As most responsible operators will be aware, people using or dealing drugs in your pub can spell disaster and, detrimentally, damage your trade and reputation.
Drug’s specialist detective sergeant Ian Broughton from the Metropolitan Police’s Central Drugs team, gives an insight into the scale of the issue and how operators can empower their teams to mitigate and tackle the problem.
“Drugs in licensed venues is a serious and ongoing problem that is happening up and down the country,” Broughton exclaimed.
“They bring with them an enormous amount of risks including antisocial behaviour, possession, supplying, and in some cases, drug-related deaths.
“All these threats will lead to unwanted attention for your business and, ultimately, will put off clientele and you will lose your licence.”
Willingness to change
Broughton, who has spent almost 30 years of police service developing his understanding of the illicit drugs scene, said that licensees must show a willingness to keep drugs away from their venue.
“If you’re approached by a licensing officer who wants to test your premises, you need to respect that,” Broughton explained.

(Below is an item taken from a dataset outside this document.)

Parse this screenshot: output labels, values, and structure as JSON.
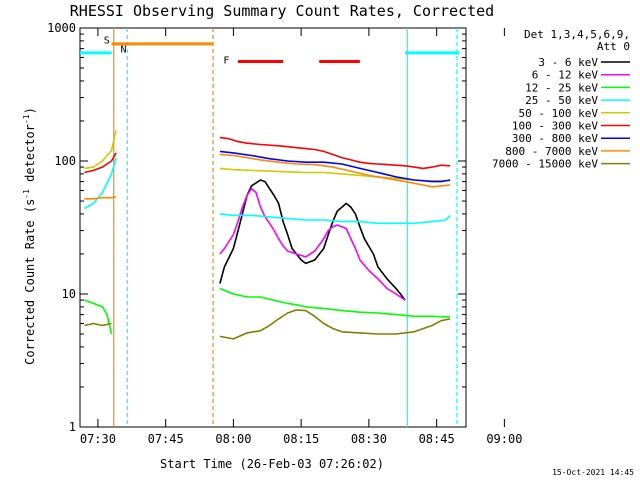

“And, if there is a problem with drugs on your premises, you need to show the willingness to change attitudes.
“You have to demonstrably show that you’re willing to work to tackle the problem, but, if you fail to do so, your venue will be taken to a review and the likelihood is you will have your licence revoked.”
Broughton reiterated that publicans who do not have a “strict policy” towards drugs in place should “prepare to fail”.
“In order to mitigate the risk, you need to prepare and if you feel that you don’t need to prepare, then prepare to fail,” he added.
“You need a strategy of how you’re going to stop drugs from coming into your premises.
“Understand what’s going on in your venue, refer back to speaking with your staff, engage and communicate with clarity, and most importantly, ensure your staff understand your drug policies and what you’re trying to achieve."
Broughton concluded that drugs cost the UK economy a staggering £13.7bn per year with 50% of all acquisitive crime across the country committed to fund drug use.